L’avenir ne dépends pas du GIEC lui-même, mais de ce que nous faisons collectivement des résultats qu’il met en évidence.
Vous l’aurez compris, j’ai beaucoup aimé cette lecture (c’est rare que je prenne le temps d’écrire un billet sur une BD). L’approche retenue permet d’humaniser ces problématiques complexes à tous niveaux. Cela permet de s’identifier non seulement au cheminement de Xavier mais aussi de comprendre la frustration que peuvent ressentir des chercheurs qui, depuis plus de 30 ans, alertent sur l’urgence climatique mais font face à l’inaction des politiques et à un large désintérêt de la majeure partie de la population.

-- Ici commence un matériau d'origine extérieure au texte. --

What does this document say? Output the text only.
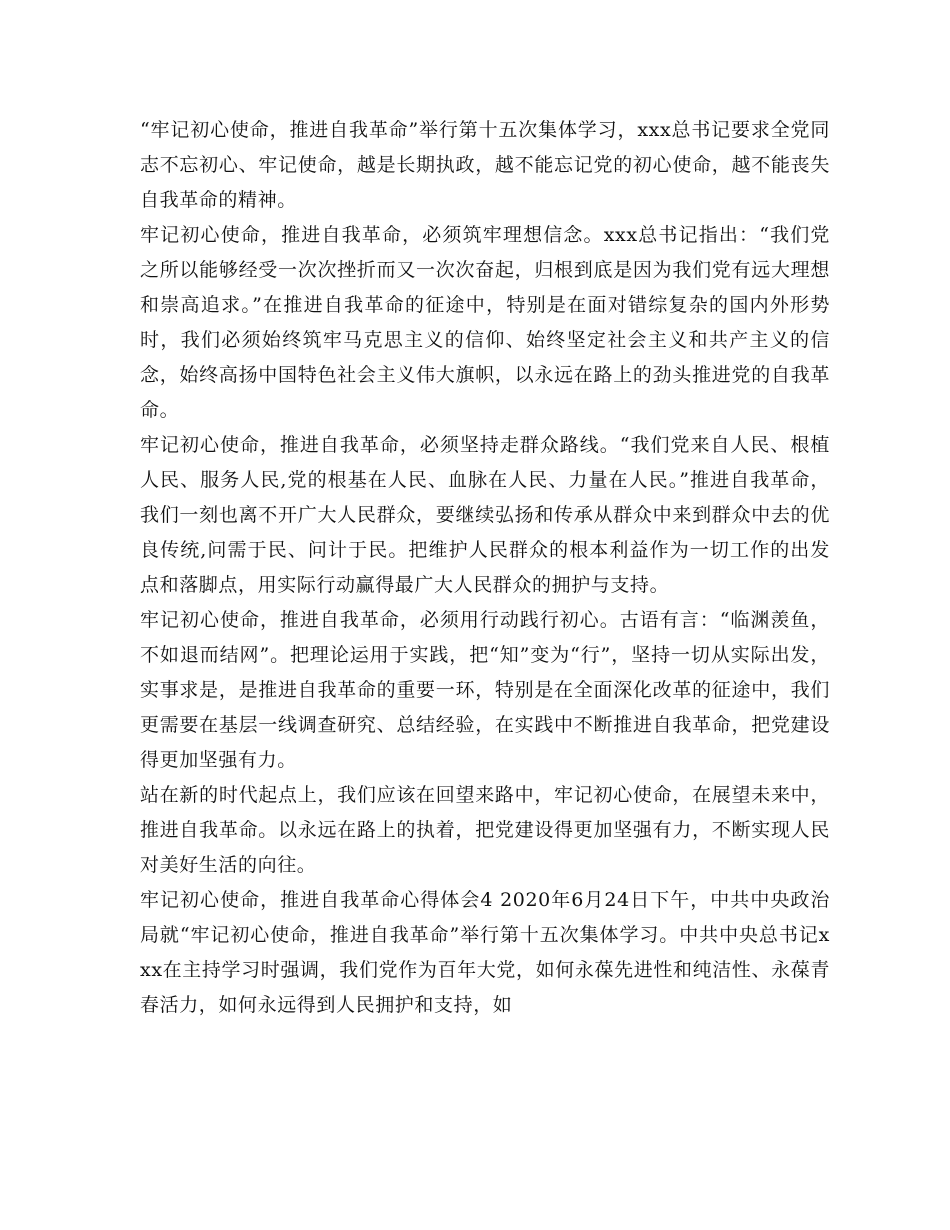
“牢记初心使命，推进自我革命”举行第十五次集体学习，xxx总书记要求全党同志不忘初心、牢记使命，越是长期执政，越不能忘记党的初心使命，越不能丧失自我革命的精神。

牢记初心使命，推进自我革命，必须筑牢理想信念。xxx总书记指出：“我们党之所以能够经受一次次挫折而又一次次奋起，归根到底是因为我们党有远大理想和崇高追求。”在推进自我革命的征途中，特别是在面对错综复杂的国内外形势时，我们必须始终筑牢马克思主义的信仰、始终坚定社会主义和共产主义的信念，始终高扬中国特色社会主义伟大旗帜，以永远在路上的劲头推进党的自我革命。

牢记初心使命，推进自我革命，必须坚持走群众路线。“我们党来自人民、根植人民、服务人民,党的根基在人民、血脉在人民、力量在人民。”推进自我革命，我们一刻也离不开广大人民群众，要继续弘扬和传承从群众中来到群众中去的优良传统,问需于民、问计于民。把维护人民群众的根本利益作为一切工作的出发点和落脚点，用实际行动赢得最广大人民群众的拥护与支持。

牢记初心使命，推进自我革命，必须用行动践行初心。古语有言：“临渊羡鱼，不如退而结网”。把理论运用于实践，把“知”变为“行”，坚持一切从实际出发，实事求是，是推进自我革命的重要一环，特别是在全面深化改革的征途中，我们更需要在基层一线调查研究、总结经验，在实践中不断推进自我革命，把党建设得更加坚强有力。

站在新的时代起点上，我们应该在回望来路中，牢记初心使命，在展望未来中，推进自我革命。以永远在路上的执着，把党建设得更加坚强有力，不断实现人民对美好生活的向往。

牢记初心使命，推进自我革命心得体会4 2020年6月24日下午，中共中央政治局就“牢记初心使命，推进自我革命”举行第十五次集体学习。中共中央总书记xxx在主持学习时强调，我们党作为百年大党，如何永葆先进性和纯洁性、永葆青春活力，如何永远得到人民拥护和支持，如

1% C'est la part consacrée au climat dans les médias de 2010 à 2019.
Les connaissances scientifiques sont publiées dans un silence assourdissant !
C’est un travail de vulgarisation utile et de qualité car il est vraiment accessible mais il est également particulièrement bien sourcé. On y trouve aussi quelques clins d’œil que j’ai particulièrement apprécié : la Fresque du Climat (que j’ai enfin eu l’opportunité de faire le mois dernier !) dont les buts pédagogiques sont proches de cette lecture, mais aussi une référence à Scientifiques en Rébellion dont j’apprécie l’engagement pour encourager toutes les formes de résilience individuelle et collective. Bref, quel que soit votre niveau de prise de conscience, je vous encourage fortement à lire cet ouvrage, à le partager voire à l’offrir, et à l’utiliser pour alimenter vos réflexions et vos discussions.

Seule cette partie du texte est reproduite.